I'd like to consider those churches who serve the poorer, needier and more deprives communities in our land for it often here than numbers and money combine to bring forth an inherited poverty that inhabits (and perhaps controls) both spiritual and physical worlds.
Confused (then, job done, perhaps I should stop now whilst behind)? No, of course you're not - well I hope you won't be:
A church I happened across was in an Urban Priority Area (UPA); one of those places that exists somewhere in every city, town and village. The people were lovely - they were the sort of either lived to work and worked to live or were what they called 'government artists' (a local euphemism for those who 'drew' benefits). Like many from churches that are in UPA or 'Estate' settings many of those who were drawn to gave more than perhaps their income or lifestyles might have led you to expect and not only did they give pound notes but they gave of their time and themselves too. This is a reality that makes some inner-city, UPA and estate churches such a blessing - people where living is hard and living as a Christian is harder still - and yet they do admirably.
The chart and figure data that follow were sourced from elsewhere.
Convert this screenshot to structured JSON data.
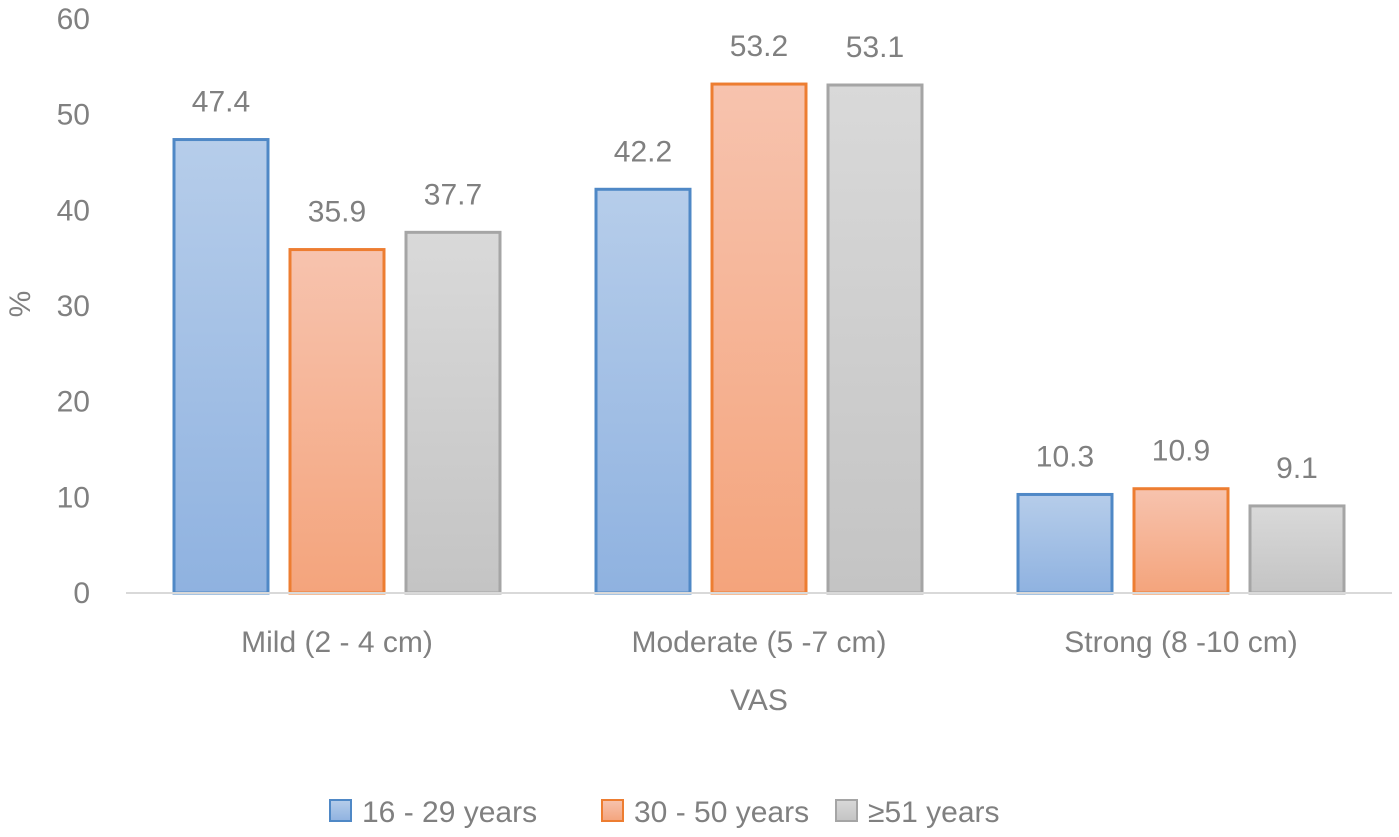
{
  "chart_data": {
    "type": "bar",
    "title": "",
    "xlabel": "VAS",
    "ylabel": "%",
    "ylim": [
      0,
      60
    ],
    "yticks": [
      0,
      10,
      20,
      30,
      40,
      50,
      60
    ],
    "grid": false,
    "legend_position": "bottom",
    "categories": [
      "Mild (2 - 4 cm)",
      "Moderate (5 -7 cm)",
      "Strong (8 -10 cm)"
    ],
    "series": [
      {
        "name": "16 - 29 years",
        "values": [
          47.4,
          42.2,
          10.3
        ],
        "labels": [
          "47.4",
          "42.2",
          "10.3"
        ],
        "fill_top": "#b6cdea",
        "fill_bottom": "#8fb2e0",
        "stroke": "#4f88c6"
      },
      {
        "name": "30 - 50 years",
        "values": [
          35.9,
          53.2,
          10.9
        ],
        "labels": [
          "35.9",
          "53.2",
          "10.9"
        ],
        "fill_top": "#f7c3ae",
        "fill_bottom": "#f4a47c",
        "stroke": "#ed7d31"
      },
      {
        "name": "≥51 years",
        "values": [
          37.7,
          53.1,
          9.1
        ],
        "labels": [
          "37.7",
          "53.1",
          "9.1"
        ],
        "fill_top": "#d9d9d9",
        "fill_bottom": "#c4c4c4",
        "stroke": "#a5a5a5"
      }
    ]
  }
}
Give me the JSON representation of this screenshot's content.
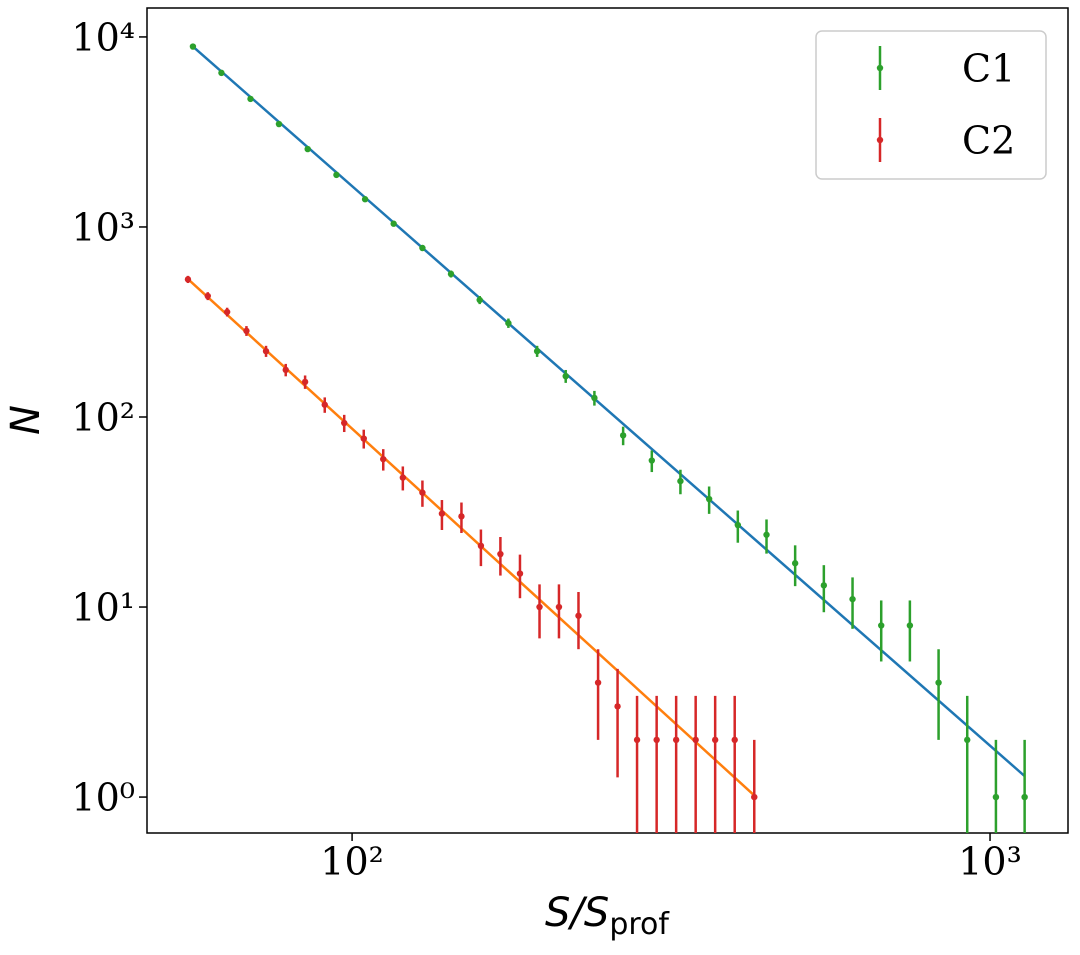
{
  "chart_data": {
    "type": "scatter",
    "log_x": true,
    "log_y": true,
    "xlabel": {
      "text": "S/S",
      "subscript": "prof"
    },
    "ylabel": "N",
    "xlim": [
      47.7,
      1325
    ],
    "ylim": [
      0.647,
      14200
    ],
    "xticks": [
      {
        "value": 100,
        "label": "10²"
      },
      {
        "value": 1000,
        "label": "10³"
      }
    ],
    "yticks": [
      {
        "value": 1,
        "label": "10⁰"
      },
      {
        "value": 10,
        "label": "10¹"
      },
      {
        "value": 100,
        "label": "10²"
      },
      {
        "value": 1000,
        "label": "10³"
      },
      {
        "value": 10000,
        "label": "10⁴"
      }
    ],
    "legend": "upper right",
    "series": [
      {
        "name": "C1",
        "color": "#2ca02c",
        "x": [
          56.3,
          62.4,
          69.3,
          76.8,
          85.2,
          94.5,
          104.8,
          116.2,
          128.9,
          142.9,
          158.5,
          175.8,
          195.0,
          216.2,
          239.8,
          266.0,
          295.0,
          327.1,
          362.8,
          402.4,
          446.3,
          494.9,
          548.9,
          608.8,
          675.2,
          748.8,
          830.5,
          921.0,
          1021.5,
          1133
        ],
        "values": [
          8900,
          6470,
          4720,
          3480,
          2570,
          1880,
          1400,
          1040,
          775,
          566,
          413,
          312,
          222,
          164,
          126,
          80,
          59,
          46,
          37,
          27,
          24,
          17,
          13,
          11,
          8,
          8,
          4,
          2,
          1,
          1
        ],
        "errors": [
          94.3,
          80.4,
          68.7,
          59.0,
          50.7,
          43.4,
          37.4,
          32.2,
          27.8,
          23.8,
          20.3,
          17.7,
          14.9,
          12.8,
          11.2,
          8.94,
          7.68,
          6.78,
          6.08,
          5.2,
          4.9,
          4.12,
          3.61,
          3.32,
          2.83,
          2.83,
          2.0,
          1.41,
          1.0,
          1.0
        ]
      },
      {
        "name": "C2",
        "color": "#d62728",
        "x": [
          55.3,
          59.4,
          63.7,
          68.3,
          73.3,
          78.7,
          84.4,
          90.6,
          97.2,
          104.3,
          111.9,
          120.1,
          128.9,
          138.3,
          148.4,
          159.2,
          170.8,
          183.3,
          196.7,
          211.0,
          226.4,
          243.0,
          260.7,
          279.7,
          300.2,
          322.1,
          345.6,
          370.8,
          397.9,
          427
        ],
        "values": [
          530,
          433,
          357,
          284,
          222,
          177,
          153,
          116,
          93,
          77,
          60,
          48,
          40,
          31,
          30,
          21,
          19,
          15,
          10,
          10,
          9,
          4,
          3,
          2,
          2,
          2,
          2,
          2,
          2,
          1
        ],
        "errors": [
          23.0,
          20.8,
          18.9,
          16.9,
          14.9,
          13.3,
          12.4,
          10.8,
          9.64,
          8.77,
          7.75,
          6.93,
          6.32,
          5.57,
          5.48,
          4.58,
          4.36,
          3.87,
          3.16,
          3.16,
          3.0,
          2.0,
          1.73,
          1.41,
          1.41,
          1.41,
          1.41,
          1.41,
          1.41,
          1.0
        ]
      }
    ],
    "fits": [
      {
        "color": "#1f77b4",
        "x": [
          56.3,
          1133
        ],
        "values": [
          8900,
          1.29
        ]
      },
      {
        "color": "#ff7f0e",
        "x": [
          55.3,
          427
        ],
        "values": [
          532,
          1.02
        ]
      }
    ]
  }
}
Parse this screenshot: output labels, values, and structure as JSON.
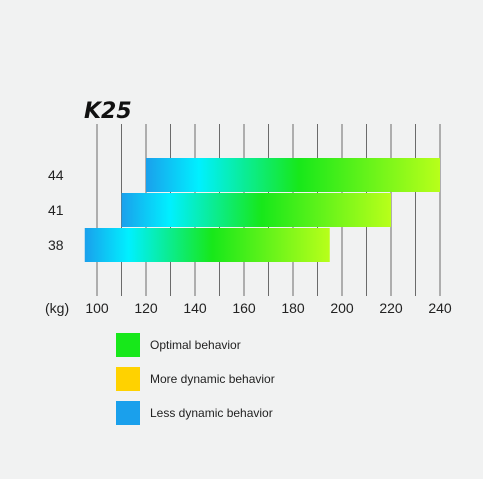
{
  "chart_data": {
    "type": "bar",
    "orientation": "horizontal",
    "title": "K25",
    "xlabel": "(kg)",
    "ylabel": "",
    "xlim": [
      95,
      241
    ],
    "xticks": [
      100,
      120,
      140,
      160,
      180,
      200,
      220,
      240
    ],
    "grid": true,
    "categories": [
      "44",
      "41",
      "38"
    ],
    "ranges": [
      {
        "category": "44",
        "start": 120,
        "end": 240
      },
      {
        "category": "41",
        "start": 110,
        "end": 220
      },
      {
        "category": "38",
        "start": 95,
        "end": 195
      }
    ],
    "legend_position": "bottom",
    "legend": [
      {
        "label": "Optimal behavior",
        "color": "#17e81a"
      },
      {
        "label": "More dynamic behavior",
        "color": "#ffd200"
      },
      {
        "label": "Less dynamic behavior",
        "color": "#1aa0ec"
      }
    ],
    "bar_gradient": [
      "#1aa0ec",
      "#00f0ff",
      "#17e81a",
      "#b8ff1a"
    ]
  }
}
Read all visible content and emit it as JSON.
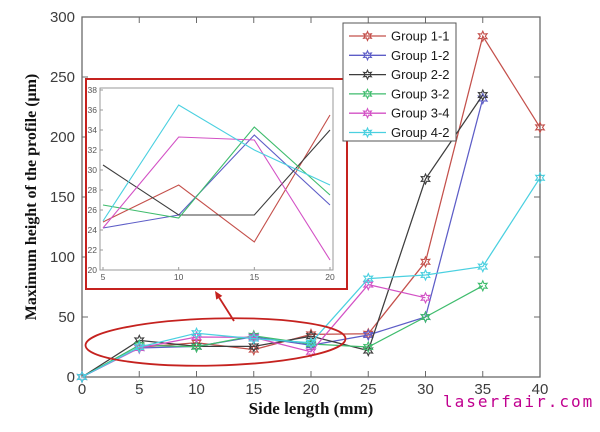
{
  "watermark": {
    "text": "laserfair.com",
    "color": "#c0008f"
  },
  "chart_data": {
    "type": "line",
    "title": "",
    "xlabel": "Side length (mm)",
    "ylabel": "Maximum height of the profile (μm)",
    "xlim": [
      0,
      40
    ],
    "ylim": [
      0,
      300
    ],
    "xticks": [
      0,
      5,
      10,
      15,
      20,
      25,
      30,
      35,
      40
    ],
    "yticks": [
      0,
      50,
      100,
      150,
      200,
      250,
      300
    ],
    "grid": false,
    "legend_position": "top-right",
    "marker": "hexagram",
    "x": [
      0,
      5,
      10,
      15,
      20,
      25,
      30,
      35,
      40
    ],
    "series": [
      {
        "name": "Group 1-1",
        "color": "#c4504b",
        "values": [
          0,
          24.8,
          28.5,
          22.8,
          35.5,
          36,
          96,
          284,
          208
        ]
      },
      {
        "name": "Group 1-2",
        "color": "#5d5dc7",
        "values": [
          0,
          24.2,
          25.5,
          33.5,
          26.5,
          35,
          50,
          232
        ]
      },
      {
        "name": "Group 2-2",
        "color": "#3d3d3d",
        "values": [
          0,
          30.5,
          25.5,
          25.5,
          34,
          22,
          165,
          235
        ]
      },
      {
        "name": "Group 3-2",
        "color": "#3fbc6d",
        "values": [
          0,
          26.5,
          25.2,
          34.3,
          27.5,
          25,
          50,
          76
        ]
      },
      {
        "name": "Group 3-4",
        "color": "#d351c5",
        "values": [
          0,
          24.2,
          33.3,
          33,
          21,
          77,
          66
        ]
      },
      {
        "name": "Group 4-2",
        "color": "#4ad0e0",
        "values": [
          0,
          24.9,
          36.5,
          32,
          28.5,
          82,
          85,
          92,
          166
        ]
      }
    ],
    "inset": {
      "xlim": [
        5,
        20
      ],
      "ylim": [
        20,
        38
      ],
      "xticks": [
        5,
        10,
        15,
        20
      ],
      "yticks": [
        20,
        22,
        24,
        26,
        28,
        30,
        32,
        34,
        36,
        38
      ],
      "x": [
        5,
        10,
        15,
        20
      ],
      "shows": "same six series magnified over side lengths 5-20 mm"
    },
    "annotation_color": "#c5221f"
  }
}
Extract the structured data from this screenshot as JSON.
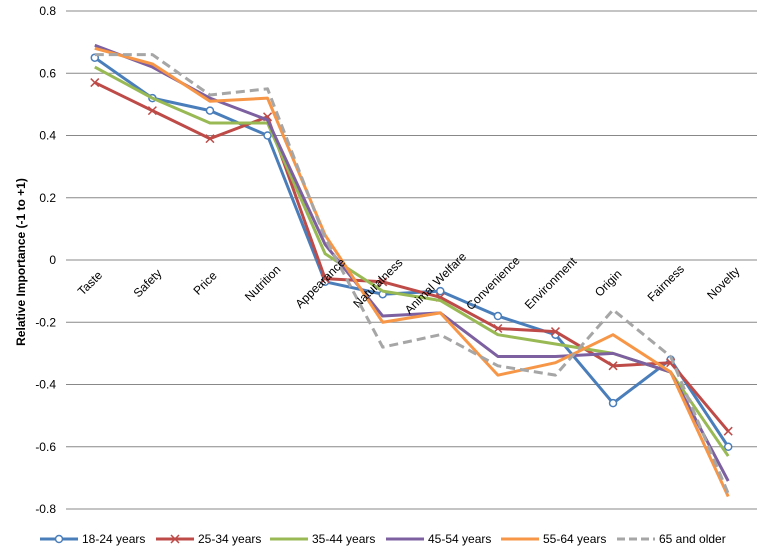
{
  "chart_data": {
    "type": "line",
    "title": "",
    "xlabel": "",
    "ylabel": "Relative Importance (-1 to +1)",
    "ylim": [
      -0.8,
      0.8
    ],
    "yticks": [
      "0.8",
      "0.6",
      "0.4",
      "0.2",
      "0",
      "-0.2",
      "-0.4",
      "-0.6",
      "-0.8"
    ],
    "grid": "horizontal",
    "legend_position": "bottom",
    "categories": [
      "Taste",
      "Safety",
      "Price",
      "Nutrition",
      "Appearance",
      "Naturalness",
      "Animal Welfare",
      "Convenience",
      "Environment",
      "Origin",
      "Fairness",
      "Novelty"
    ],
    "series": [
      {
        "name": "18-24 years",
        "color": "#4a7ebb",
        "marker": "circle",
        "dash": "solid",
        "values": [
          0.65,
          0.52,
          0.48,
          0.4,
          -0.07,
          -0.11,
          -0.1,
          -0.18,
          -0.24,
          -0.46,
          -0.32,
          -0.6
        ]
      },
      {
        "name": "25-34 years",
        "color": "#be4b48",
        "marker": "x",
        "dash": "solid",
        "values": [
          0.57,
          0.48,
          0.39,
          0.46,
          -0.06,
          -0.07,
          -0.12,
          -0.22,
          -0.23,
          -0.34,
          -0.33,
          -0.55
        ]
      },
      {
        "name": "35-44 years",
        "color": "#98b954",
        "marker": "none",
        "dash": "solid",
        "values": [
          0.62,
          0.52,
          0.44,
          0.44,
          0.02,
          -0.1,
          -0.13,
          -0.24,
          -0.27,
          -0.3,
          -0.36,
          -0.63
        ]
      },
      {
        "name": "45-54 years",
        "color": "#7d60a0",
        "marker": "none",
        "dash": "solid",
        "values": [
          0.69,
          0.62,
          0.52,
          0.45,
          0.05,
          -0.18,
          -0.17,
          -0.31,
          -0.31,
          -0.3,
          -0.36,
          -0.71
        ]
      },
      {
        "name": "55-64 years",
        "color": "#f79646",
        "marker": "none",
        "dash": "solid",
        "values": [
          0.68,
          0.63,
          0.51,
          0.52,
          0.08,
          -0.2,
          -0.17,
          -0.37,
          -0.33,
          -0.24,
          -0.36,
          -0.76
        ]
      },
      {
        "name": "65 and older",
        "color": "#a6a6a6",
        "marker": "none",
        "dash": "dashed",
        "values": [
          0.66,
          0.66,
          0.53,
          0.55,
          0.07,
          -0.28,
          -0.24,
          -0.34,
          -0.37,
          -0.16,
          -0.31,
          -0.75
        ]
      }
    ]
  }
}
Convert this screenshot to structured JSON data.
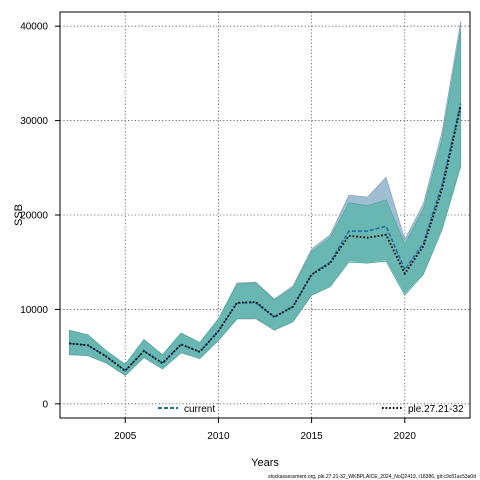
{
  "chart_data": {
    "type": "area",
    "xlabel": "Years",
    "ylabel": "SSB",
    "xlim": [
      2001.5,
      2023.5
    ],
    "ylim": [
      -1500,
      41500
    ],
    "xticks": [
      2005,
      2010,
      2015,
      2020
    ],
    "yticks": [
      0,
      10000,
      20000,
      30000,
      40000
    ],
    "grid": true,
    "legend_position": "bottom",
    "x": [
      2002,
      2003,
      2004,
      2005,
      2006,
      2007,
      2008,
      2009,
      2010,
      2011,
      2012,
      2013,
      2014,
      2015,
      2016,
      2017,
      2018,
      2019,
      2020,
      2021,
      2022,
      2023
    ],
    "series": [
      {
        "name": "current",
        "color": "#1f6ea0",
        "band_color": "#8eb1cb",
        "line_style": "dashed",
        "values": [
          6400,
          6200,
          5000,
          3500,
          5600,
          4300,
          6300,
          5500,
          7700,
          10700,
          10700,
          9200,
          10300,
          13700,
          15000,
          18300,
          18300,
          18800,
          14200,
          17000,
          23200,
          31800
        ],
        "lower": [
          5200,
          5100,
          4300,
          3000,
          4900,
          3700,
          5400,
          4800,
          6700,
          9000,
          9000,
          7800,
          8700,
          11500,
          12500,
          15200,
          15000,
          15300,
          11800,
          13800,
          18700,
          25400
        ],
        "upper": [
          7800,
          7300,
          5600,
          4200,
          6800,
          5200,
          7500,
          6500,
          9000,
          12800,
          12900,
          11100,
          12500,
          16400,
          17900,
          22100,
          21900,
          24000,
          17400,
          21200,
          28800,
          40500
        ]
      },
      {
        "name": "ple.27.21-32",
        "color": "#000000",
        "band_color": "#52b5a4",
        "line_style": "dotted",
        "values": [
          6400,
          6200,
          5000,
          3500,
          5600,
          4300,
          6300,
          5500,
          7700,
          10700,
          10800,
          9200,
          10300,
          13700,
          14900,
          17800,
          17600,
          17900,
          13800,
          16700,
          22700,
          31500
        ],
        "lower": [
          5200,
          5100,
          4300,
          3000,
          4900,
          3700,
          5400,
          4800,
          6700,
          9000,
          9100,
          7800,
          8700,
          11500,
          12400,
          15000,
          14900,
          15100,
          11500,
          13700,
          18400,
          25100
        ],
        "upper": [
          7800,
          7300,
          5600,
          4200,
          6800,
          5200,
          7500,
          6500,
          9000,
          12700,
          12800,
          11000,
          12300,
          16100,
          17600,
          21300,
          21000,
          21600,
          16900,
          20600,
          28000,
          39600
        ]
      }
    ]
  },
  "footer_text": "stockassessment.org, ple.27.21-32_WKBPLAICE_2024_NoQ2419, r18386, git:c9c81ac53a0d"
}
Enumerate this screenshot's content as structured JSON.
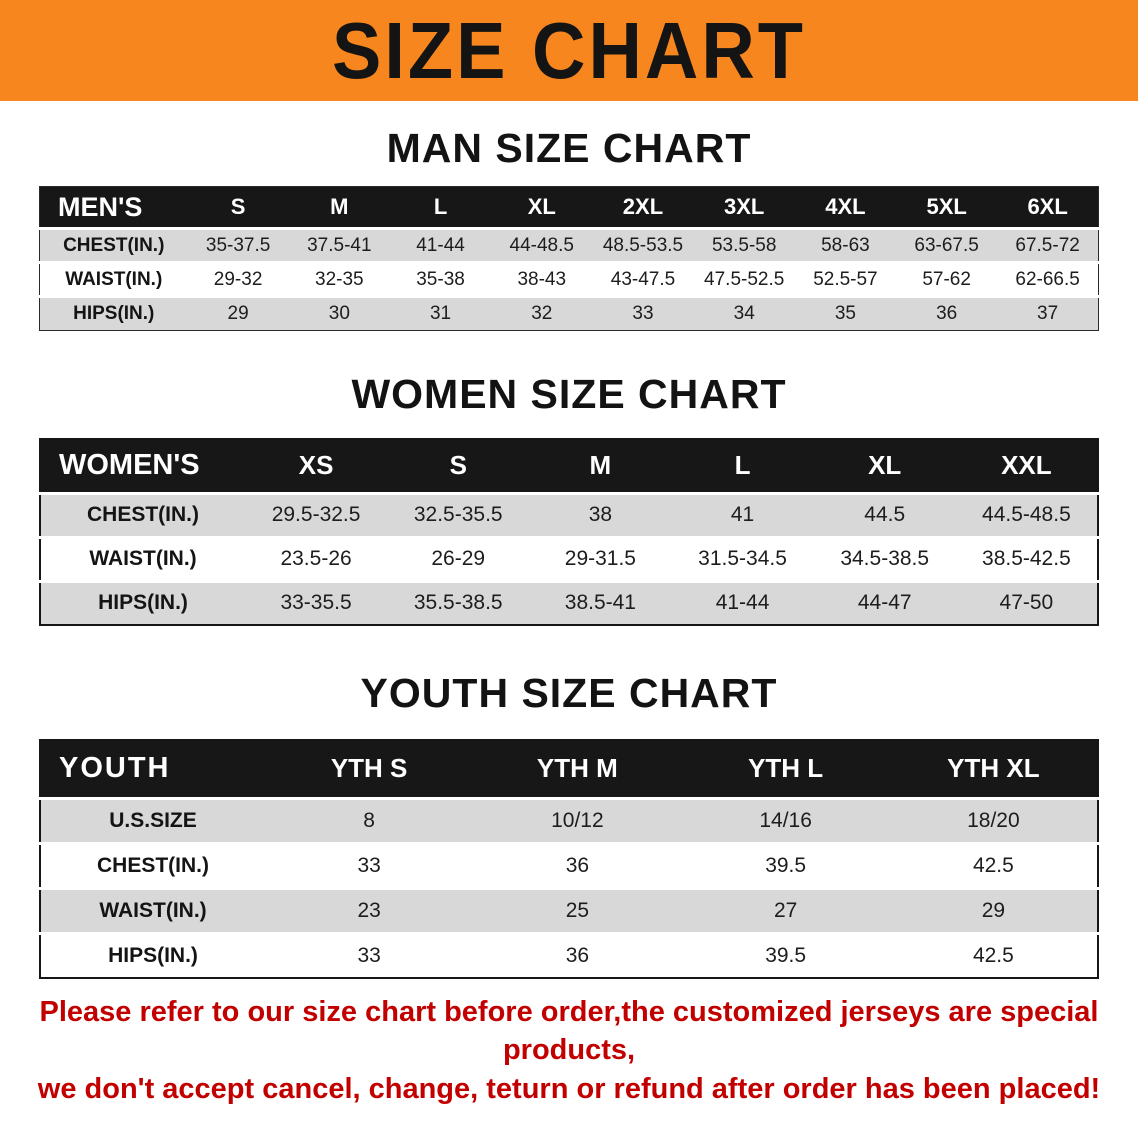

So what am I talking about, because this billing doesn't appear to have anything to do with 'inherited poverty', does it?
I'm talking about the fact that even though they gave, many assumed that they'd struggle to pay their share and so, accordingly, they did! In fact that hadn't managed to pay all or much of the share for a number of years and when the issue was raised, so too were their voices as they said (in unison), 'But we're a poor church, we can't afford to pay!' They were so convinced that they were poor and couldn't pay that this became something they tried to ignore - for rather than bless and be a blessing it became the hallmark of poverty and defeat.
What I think was going on was that the church was under a curse they had pronounced over themselves. This course was, of course, poverty and from this poverty they found themselves unable to pay which confirmed the curse they were under and one fed the other to leave them impotent as a 'poor' church.
They looked up the road to the big successful church (whatever happened to 'Giving as Ministry' ?) and saw in their success further confirmation of their inability to pay and of their poverty in terms of numbers (and yet, oddly, both were evangelical and occupied the same beliefs and attitudes) and ability to 'be or do' church.
Then along came a new minister. Not young and flashy, not full of tricks, gimmicks, buzzwords and a 'drop dead gorgeous and talented 'worship band' (isn't it ALL worship?) but committed to breaking the cycle of poverty that had limited the congregation. They set about paying their share and amazingly, they did!
Now this will have done many things:
i. It says to the people -'you are not chained by poverty but have been set free' (and free indeed!); now live like it,
ii. It says to the diocese - 'We are committed to being part of the diocesan family',
iii. Invites renewed (visible) commitment from the diocesan as they recognise the achievement, and
iv. It beggars the question of the other churches around it - 'Were you helping or praying when they were failing or merely content because you weren't? '
It is so easy for poorer communities to believe that they are too poor to reap the benefits of God's Grace and too poor to meet their church's commitments.
It is easier still for those churches with money (and numbers) to sit back comfortably and pay from what they have whilst celebrating the many people they have who are able and active and forget about the poorer church 'up the road/across town'. Because even though this is about them - they don't stand in isolation - Do They?
Malachi's entreaty that we 'bring all of our tithe into the storehouse so that none may go without' doesn't stop at our doors but continues to the whole family.
If a man falls into a hole and has no friends, he perishes; but if he has friends he will be saved.
Who's going to help break the chains that surround so many of our vulnerable and essentially placed churches I wonder?